Data-driven versus Pedigree-driven

The Millington One-Name Study (ONS) is classified as large by the Guild of One-Name Studies (there are 4,735 entries in the 1881 census covering England, Wales and Scotland). By 1911 there are 6,925 entries and to date there are 7,434 entries in the 1939 register. Add to this some 63,000 entries from civil registration and I am faced with a significant logistical problem – how best to start organising these in to pedigrees.

The traditional, pedigree driven, approach to genealogy is to start with what you know and work backwards, to a marriage and then a baptism or a birth – and on to the next generation (not forgetting births and burials). I believe that this approach works well with small and medium sized ONSs where the set of data is relatively small.

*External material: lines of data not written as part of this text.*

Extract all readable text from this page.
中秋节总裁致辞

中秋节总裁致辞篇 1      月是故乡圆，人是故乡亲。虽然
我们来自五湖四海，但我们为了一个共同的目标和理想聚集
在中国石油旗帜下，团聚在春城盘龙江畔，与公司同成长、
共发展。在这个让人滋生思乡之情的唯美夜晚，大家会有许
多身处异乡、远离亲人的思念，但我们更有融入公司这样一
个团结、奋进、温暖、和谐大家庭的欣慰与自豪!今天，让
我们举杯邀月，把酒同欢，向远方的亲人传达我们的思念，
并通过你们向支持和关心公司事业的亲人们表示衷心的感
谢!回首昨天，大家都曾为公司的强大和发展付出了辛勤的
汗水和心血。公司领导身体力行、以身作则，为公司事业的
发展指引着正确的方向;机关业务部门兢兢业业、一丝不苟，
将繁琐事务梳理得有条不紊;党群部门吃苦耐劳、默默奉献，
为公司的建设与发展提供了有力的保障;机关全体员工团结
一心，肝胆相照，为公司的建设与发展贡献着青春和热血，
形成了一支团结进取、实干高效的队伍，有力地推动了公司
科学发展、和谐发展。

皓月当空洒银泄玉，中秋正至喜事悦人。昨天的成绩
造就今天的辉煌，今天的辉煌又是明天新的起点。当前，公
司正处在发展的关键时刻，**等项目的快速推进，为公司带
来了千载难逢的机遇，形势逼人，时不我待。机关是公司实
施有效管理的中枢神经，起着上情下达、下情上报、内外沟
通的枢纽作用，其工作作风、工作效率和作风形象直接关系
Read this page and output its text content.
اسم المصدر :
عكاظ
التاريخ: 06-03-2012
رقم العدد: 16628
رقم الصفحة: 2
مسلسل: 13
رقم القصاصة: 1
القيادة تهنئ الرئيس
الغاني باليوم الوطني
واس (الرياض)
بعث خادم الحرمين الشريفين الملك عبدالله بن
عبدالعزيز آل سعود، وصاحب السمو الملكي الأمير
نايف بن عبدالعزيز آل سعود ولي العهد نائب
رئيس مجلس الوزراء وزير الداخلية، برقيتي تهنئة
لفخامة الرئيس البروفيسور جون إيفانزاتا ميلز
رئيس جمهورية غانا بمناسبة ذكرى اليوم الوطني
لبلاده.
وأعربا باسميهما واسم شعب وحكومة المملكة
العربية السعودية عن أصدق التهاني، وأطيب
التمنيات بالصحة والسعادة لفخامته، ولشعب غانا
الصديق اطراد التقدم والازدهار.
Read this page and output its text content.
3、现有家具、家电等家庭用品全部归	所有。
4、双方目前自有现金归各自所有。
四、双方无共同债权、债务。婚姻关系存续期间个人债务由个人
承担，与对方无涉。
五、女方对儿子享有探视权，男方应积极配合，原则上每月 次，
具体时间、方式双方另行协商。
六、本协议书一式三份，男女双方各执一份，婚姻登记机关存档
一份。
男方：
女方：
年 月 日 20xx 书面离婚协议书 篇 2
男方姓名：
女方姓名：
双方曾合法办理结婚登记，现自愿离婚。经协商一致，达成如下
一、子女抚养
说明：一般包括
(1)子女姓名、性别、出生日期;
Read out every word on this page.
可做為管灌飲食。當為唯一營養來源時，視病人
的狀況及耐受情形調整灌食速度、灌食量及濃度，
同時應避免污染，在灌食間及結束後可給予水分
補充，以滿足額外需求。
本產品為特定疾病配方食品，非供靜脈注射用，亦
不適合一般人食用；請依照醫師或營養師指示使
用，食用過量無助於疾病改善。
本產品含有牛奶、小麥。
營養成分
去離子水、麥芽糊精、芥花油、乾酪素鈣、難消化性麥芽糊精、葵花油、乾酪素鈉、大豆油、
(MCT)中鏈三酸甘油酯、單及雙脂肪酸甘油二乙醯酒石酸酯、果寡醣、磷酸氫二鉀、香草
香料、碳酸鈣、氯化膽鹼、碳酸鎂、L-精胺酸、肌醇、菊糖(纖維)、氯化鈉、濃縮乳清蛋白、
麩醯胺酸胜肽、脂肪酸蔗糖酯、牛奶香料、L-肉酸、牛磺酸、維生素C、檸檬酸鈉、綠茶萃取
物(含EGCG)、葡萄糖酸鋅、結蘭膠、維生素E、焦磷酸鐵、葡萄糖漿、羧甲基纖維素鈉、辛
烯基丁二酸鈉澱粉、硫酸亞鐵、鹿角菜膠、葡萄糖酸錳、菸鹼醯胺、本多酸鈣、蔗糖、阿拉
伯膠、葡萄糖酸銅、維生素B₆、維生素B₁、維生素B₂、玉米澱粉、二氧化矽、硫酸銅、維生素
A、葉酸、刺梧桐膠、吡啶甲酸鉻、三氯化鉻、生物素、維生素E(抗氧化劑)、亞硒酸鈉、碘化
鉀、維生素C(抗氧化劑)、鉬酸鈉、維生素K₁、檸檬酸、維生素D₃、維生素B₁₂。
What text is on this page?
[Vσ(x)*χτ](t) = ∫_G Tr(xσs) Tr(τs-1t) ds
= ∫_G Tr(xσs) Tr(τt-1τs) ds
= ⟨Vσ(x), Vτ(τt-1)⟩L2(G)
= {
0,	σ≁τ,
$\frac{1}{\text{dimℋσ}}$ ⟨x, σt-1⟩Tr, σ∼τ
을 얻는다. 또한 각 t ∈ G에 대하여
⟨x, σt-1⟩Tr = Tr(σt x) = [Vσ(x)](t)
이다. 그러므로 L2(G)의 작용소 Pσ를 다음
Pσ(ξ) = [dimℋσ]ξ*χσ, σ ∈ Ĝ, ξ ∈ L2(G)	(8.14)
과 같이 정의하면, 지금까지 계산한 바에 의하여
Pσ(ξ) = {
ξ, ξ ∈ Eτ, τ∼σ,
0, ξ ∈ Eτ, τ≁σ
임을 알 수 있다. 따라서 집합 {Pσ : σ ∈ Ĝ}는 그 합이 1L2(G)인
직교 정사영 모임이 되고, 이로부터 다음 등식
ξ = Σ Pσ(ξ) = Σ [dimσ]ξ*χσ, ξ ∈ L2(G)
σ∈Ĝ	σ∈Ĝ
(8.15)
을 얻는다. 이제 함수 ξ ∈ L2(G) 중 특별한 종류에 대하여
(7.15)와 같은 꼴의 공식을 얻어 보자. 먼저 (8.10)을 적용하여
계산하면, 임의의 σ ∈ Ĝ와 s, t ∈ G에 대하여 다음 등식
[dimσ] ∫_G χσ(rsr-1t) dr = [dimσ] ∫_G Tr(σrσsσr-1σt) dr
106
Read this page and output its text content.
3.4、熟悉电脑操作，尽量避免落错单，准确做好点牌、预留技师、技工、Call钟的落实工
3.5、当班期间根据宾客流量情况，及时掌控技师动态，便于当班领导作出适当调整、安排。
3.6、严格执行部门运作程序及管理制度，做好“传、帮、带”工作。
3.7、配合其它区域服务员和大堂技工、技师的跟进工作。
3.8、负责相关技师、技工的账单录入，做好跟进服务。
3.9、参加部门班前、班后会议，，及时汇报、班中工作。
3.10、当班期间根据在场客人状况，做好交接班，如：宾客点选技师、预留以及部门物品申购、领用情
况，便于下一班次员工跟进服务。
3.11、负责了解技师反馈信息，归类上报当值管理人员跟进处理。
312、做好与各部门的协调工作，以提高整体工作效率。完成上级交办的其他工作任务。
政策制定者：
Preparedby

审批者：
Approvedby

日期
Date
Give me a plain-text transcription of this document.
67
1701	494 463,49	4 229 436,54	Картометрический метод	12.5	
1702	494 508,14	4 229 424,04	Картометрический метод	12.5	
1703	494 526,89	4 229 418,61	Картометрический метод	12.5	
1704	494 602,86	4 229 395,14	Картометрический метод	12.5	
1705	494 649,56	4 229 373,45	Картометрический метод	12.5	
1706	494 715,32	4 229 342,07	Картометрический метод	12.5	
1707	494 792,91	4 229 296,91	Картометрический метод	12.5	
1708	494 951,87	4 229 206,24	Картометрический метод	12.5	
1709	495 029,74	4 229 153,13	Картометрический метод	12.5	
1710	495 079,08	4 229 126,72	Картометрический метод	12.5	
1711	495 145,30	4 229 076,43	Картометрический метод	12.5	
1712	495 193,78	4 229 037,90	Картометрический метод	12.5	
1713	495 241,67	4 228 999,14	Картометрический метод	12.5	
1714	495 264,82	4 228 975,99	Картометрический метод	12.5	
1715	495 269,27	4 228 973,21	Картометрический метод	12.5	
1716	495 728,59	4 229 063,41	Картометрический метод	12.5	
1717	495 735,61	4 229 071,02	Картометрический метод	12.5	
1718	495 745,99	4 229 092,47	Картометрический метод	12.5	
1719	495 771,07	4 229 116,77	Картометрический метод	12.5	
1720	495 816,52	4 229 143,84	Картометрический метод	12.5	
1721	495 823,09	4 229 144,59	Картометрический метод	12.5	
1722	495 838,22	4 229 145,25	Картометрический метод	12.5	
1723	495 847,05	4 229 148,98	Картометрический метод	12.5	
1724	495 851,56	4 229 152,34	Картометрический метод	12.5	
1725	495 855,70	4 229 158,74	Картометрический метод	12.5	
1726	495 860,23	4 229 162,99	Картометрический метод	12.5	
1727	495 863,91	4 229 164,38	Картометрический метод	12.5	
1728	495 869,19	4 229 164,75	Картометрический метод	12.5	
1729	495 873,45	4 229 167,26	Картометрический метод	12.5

However, I have found that for my study it does not work well for two reasons:

  • a tendency to get distracted on a particular line;
  • too many similar names leading to a brick wall sooner or later. There is then a tendency to try and force a match perhaps a little too hard leading to poor quality pedigrees.

My alternative approach, which I have termed data-driven, is to work through sets of data one record at a time, building as many connections from that record as you can. In that way small pedigrees start evolving, slowly at first, but hopefully more quickly as more connections are made.

Some data sets serve this approach better than others. Census records (and I include the 1939 register) are an excellent start because in many cases a collection of individuals who are already organised in a family.

So I might start by going through each census record trying to match any of the individuals listed to a birth registration. If successful, this will (hopefully) give me a mothers maiden name which might help identify a marriage for the parents. And repeat … 🙂 for all of the census records. Slowly, slowly, the number of people linked grows.

I suspect a different approach might be required when I start to get seriously into the pre-1837 data, but for now it as worked out well for the censuses from 1841 through to 1911 and is going well for the 1939 register.

I would be interested in know how other operators of large ONSs carry out the family reconstruction aspects of their study.